Sayın Cumhurbaşkanı'nın din-devlet-toplum ilişkisine bakışının bir özeti gibi duran, ve kendisinin "başörtülü kabul etmeme" gibi uygulamalarının da "teorik altyapısını" oluşturduğu anlaşılan bir yargı bu. Peki bu yargı doğru mu?
Sayın Cumhurbaşkanı "deneyimler" dediğine göre, onlara bakmak lazım.
Bakınca da dünyadaki "köktendinci rejimler"in hiç birinin "ılımlı İslam"dan yeşermediğini, aksine çoğunun "katı laiklik"ten doğduğunu görüyoruz.
İran, Mısır, Filistin
Örneğin komşumuz İran... 1979 yılındaki İran İslam Devrimi'nin nedeni, daha önceki yıllarda ülkeyi İslami kimliğinden zorla koparmaya çalışan diktatör Şah Rıza Pehlevi'nin ve haleflerinin katı rejimiydi. İslam-öncesi Mecusi Pers uygarlığını diriltmeye çalışan, Müslüman dindarlara yaşam alanı bırakmayan, Şii ulemaya büyük baskılar uygulayan, gizli servislerinin işkenceleri ayyuka çıkan Şah, milyonların öfkesiyle devrildi. Bu devrime öncülük eden Ayetullah Humeyni de, Şii tarihinde örneği bulunmayan bir siyasi doktrin (velayet-i fakih) geliştirerek, yine Şii tarihinde bulunmayan türde bir teokrasi (din adamları iktidarı) kurdu.
Aynı şekilde Mısır ya da Suriye'deki İslamcı örgütler de, önce sömürgeciliğe sonra da bu ülkelerin katı, despot, zalim ve de alabildiğine laik rejimlerine tepki olarak doğdu. Sayın Cumhurbaşkanı'nın şu günlerde elini sıkmakta olduğu Beşar Esad'ın eli kanlı babası Hafız Esad, 1982 yılında Hama ve Humus kentlerindeki dindar Müslümanları katliamdan geçirmişti.
Filistin'de ve Lübnan'daki köktendinci militan örgütler (Hamas, İslami Cihad ya da Hizbullah) ise, birileri "ılımlı İslam uygulamaları" yaptığı için değil, yaşadıkları ülke İsrail tarafından işgal ettiği için geliştiler.

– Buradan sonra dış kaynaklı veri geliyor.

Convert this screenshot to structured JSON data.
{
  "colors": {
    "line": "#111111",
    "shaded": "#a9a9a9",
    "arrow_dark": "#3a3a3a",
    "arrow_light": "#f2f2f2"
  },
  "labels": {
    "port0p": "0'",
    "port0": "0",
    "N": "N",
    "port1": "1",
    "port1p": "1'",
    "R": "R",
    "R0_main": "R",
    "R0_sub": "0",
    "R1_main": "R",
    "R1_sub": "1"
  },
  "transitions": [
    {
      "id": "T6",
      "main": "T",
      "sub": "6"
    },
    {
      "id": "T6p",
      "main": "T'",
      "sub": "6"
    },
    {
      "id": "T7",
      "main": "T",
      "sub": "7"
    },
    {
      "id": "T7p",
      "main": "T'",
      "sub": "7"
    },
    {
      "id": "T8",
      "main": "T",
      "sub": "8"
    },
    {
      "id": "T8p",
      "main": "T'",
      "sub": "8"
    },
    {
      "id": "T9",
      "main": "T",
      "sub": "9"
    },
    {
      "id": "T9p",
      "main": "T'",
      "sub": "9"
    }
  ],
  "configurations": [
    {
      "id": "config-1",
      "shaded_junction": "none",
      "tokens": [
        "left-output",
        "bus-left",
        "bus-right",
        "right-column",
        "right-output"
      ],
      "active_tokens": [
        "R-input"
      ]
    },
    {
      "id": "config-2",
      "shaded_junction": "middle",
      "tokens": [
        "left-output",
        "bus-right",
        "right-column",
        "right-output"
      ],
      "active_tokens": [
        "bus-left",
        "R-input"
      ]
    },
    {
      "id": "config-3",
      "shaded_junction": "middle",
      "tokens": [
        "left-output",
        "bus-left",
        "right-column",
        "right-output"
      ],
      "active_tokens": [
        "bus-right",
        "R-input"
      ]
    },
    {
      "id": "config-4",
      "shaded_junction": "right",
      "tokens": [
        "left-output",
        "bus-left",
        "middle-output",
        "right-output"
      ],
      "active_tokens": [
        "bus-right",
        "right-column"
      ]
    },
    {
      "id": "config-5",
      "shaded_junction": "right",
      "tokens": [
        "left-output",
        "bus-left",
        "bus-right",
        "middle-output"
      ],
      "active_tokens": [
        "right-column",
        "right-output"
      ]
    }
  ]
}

Peki ya Cezayir?... Orada da 1991 yılında seçimle işbaşına gelmek üzere olan demokratik İslami hareketi yer altına iten, teröre yönelten etken, seçimin hemen ardından yapılan katı laik askeri darbe idi.
Radikalizm, Baskının Ürünü
Kısacası dünyada ılımlı, demokrasiye açık bir İslam anlayışını benimsediği için sonunda radikal hale gelmiş bir İslam ülkesi veya İslami akım yok.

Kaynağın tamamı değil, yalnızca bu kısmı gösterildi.